Description : Cashmere is more like wool than any other hair fibre. The fibres are extremely fine and soft. Cashmere is not very durable however - it is easily abraded, for example, from shoulder straps. Cashmere is about 50% warmer than wool - hence cashmere garments tend to be lighter than their wool equivalents. It can be knitted or woven, and is found in a range of fabrics from soft jersey knits to woven coatings.
Fabrication : Cashmere is obtained from domesticated Kashmir goats in the Himalayas, in Tibet, Iran, Afghanistan, Mongolia, India, Pakistan and China. The hair is obtained from brushing the undercoat of these goats in the spring. The goats produce a double fleece consisting of the fine, soft undercoat or underdown of hair mingled with a straighter and much coarser outer coating of hair called guard hair. In order for the fine under down to be sold and processed further, it must first be de-haired. De-hairing is a mechanical process that separates the coarse hairs from the fine hair and after de-hairing the resulting "cashmere" is ready to be dyed and converted into yarn, fabrics and garments. The annual world production of "pure cashmere" is estimated to be about 6,500 tons.

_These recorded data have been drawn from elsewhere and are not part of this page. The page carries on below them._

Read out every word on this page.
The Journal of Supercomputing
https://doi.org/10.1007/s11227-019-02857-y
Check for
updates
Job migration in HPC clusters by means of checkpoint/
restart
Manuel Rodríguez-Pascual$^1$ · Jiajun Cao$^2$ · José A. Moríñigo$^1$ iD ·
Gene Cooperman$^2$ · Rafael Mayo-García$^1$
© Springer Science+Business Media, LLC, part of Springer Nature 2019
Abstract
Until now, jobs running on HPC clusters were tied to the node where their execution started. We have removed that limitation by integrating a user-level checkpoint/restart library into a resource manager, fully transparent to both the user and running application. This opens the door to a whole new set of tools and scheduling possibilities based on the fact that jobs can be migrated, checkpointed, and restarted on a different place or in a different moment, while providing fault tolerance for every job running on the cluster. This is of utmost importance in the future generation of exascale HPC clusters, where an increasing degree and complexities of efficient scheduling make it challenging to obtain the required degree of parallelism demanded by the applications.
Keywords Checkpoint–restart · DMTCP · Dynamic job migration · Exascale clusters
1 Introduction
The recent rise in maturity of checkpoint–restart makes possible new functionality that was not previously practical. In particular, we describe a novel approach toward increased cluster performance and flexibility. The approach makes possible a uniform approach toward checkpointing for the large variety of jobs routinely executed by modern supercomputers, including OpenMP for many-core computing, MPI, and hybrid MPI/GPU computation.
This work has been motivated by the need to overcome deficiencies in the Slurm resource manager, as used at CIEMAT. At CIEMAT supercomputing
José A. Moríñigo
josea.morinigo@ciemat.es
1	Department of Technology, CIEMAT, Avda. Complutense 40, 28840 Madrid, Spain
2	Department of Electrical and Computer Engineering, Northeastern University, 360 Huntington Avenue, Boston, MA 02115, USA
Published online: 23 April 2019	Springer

Subtypes : Cashmere fibres may be raw, processed, virgin or recycled.
Dyes, color treatment and washing characteristics : Cashmere should be hand washed or dry cleaned. If hand washing, use lukewarm water with soap flakes or liquid soap. Try not to rub or twist the garment as this may cause pilling. After washing, rinse the garment in cool water until all the soap is removed, squeezing gently without wringing. Squeeze away excess water in a towel. To dry, leave the garment to dry naturally away from direct heat and sunlight. It is important not to spin or tumble dry.
Draping properties : Cashmere fabrics drape beautifully and have a superb nap.
Cutting properties : Make certain that the fabric doesn't drape off the cutting table, as this will pull the fabric out of shape during cutting. If edges curl, press them before laying out the fabric or use a spray starch. When pressing cashmere, make sure you use a press cloth. Use a dry iron, but mist the press cloth lightly with water before applying the iron. When pressing cashmere, make sure you use a press cloth. Use a dry iron, but mist the press cloth lightly with water before applying the iron. Try to use the tip of the iron rather than the whole iron base.
Sewing challenges : Cashmere has similar sewing properties and challenges as several wool fabrics - jersey, wool flannel, melton. However, you need to treat it very carefully. It is really easy to overpress it. Cashmere will have a tendency to hold impressions at the seamline, and it takes on a shine rather too easily. Nonetheless with careful handling, cashmere sews up beautifully and yields stunning results.
Example creations : Cashmere and silk blazer, Red bolero, 1920s style beret, White coat, Men's coat,
Uses worldwide : Sweaters, skirts, tops, jackets, coats.
Origins and history : Cashmere shawls are mentioned as early as the 3rd century B.C. However, the cashmere garment industry finds it roots in 15th century Kashmir, when weavers were imported from Turkestan. The French developed their own cashmere spinning process in the late 18th century, and the Scottish developed a cashmere spinning patent in 1831.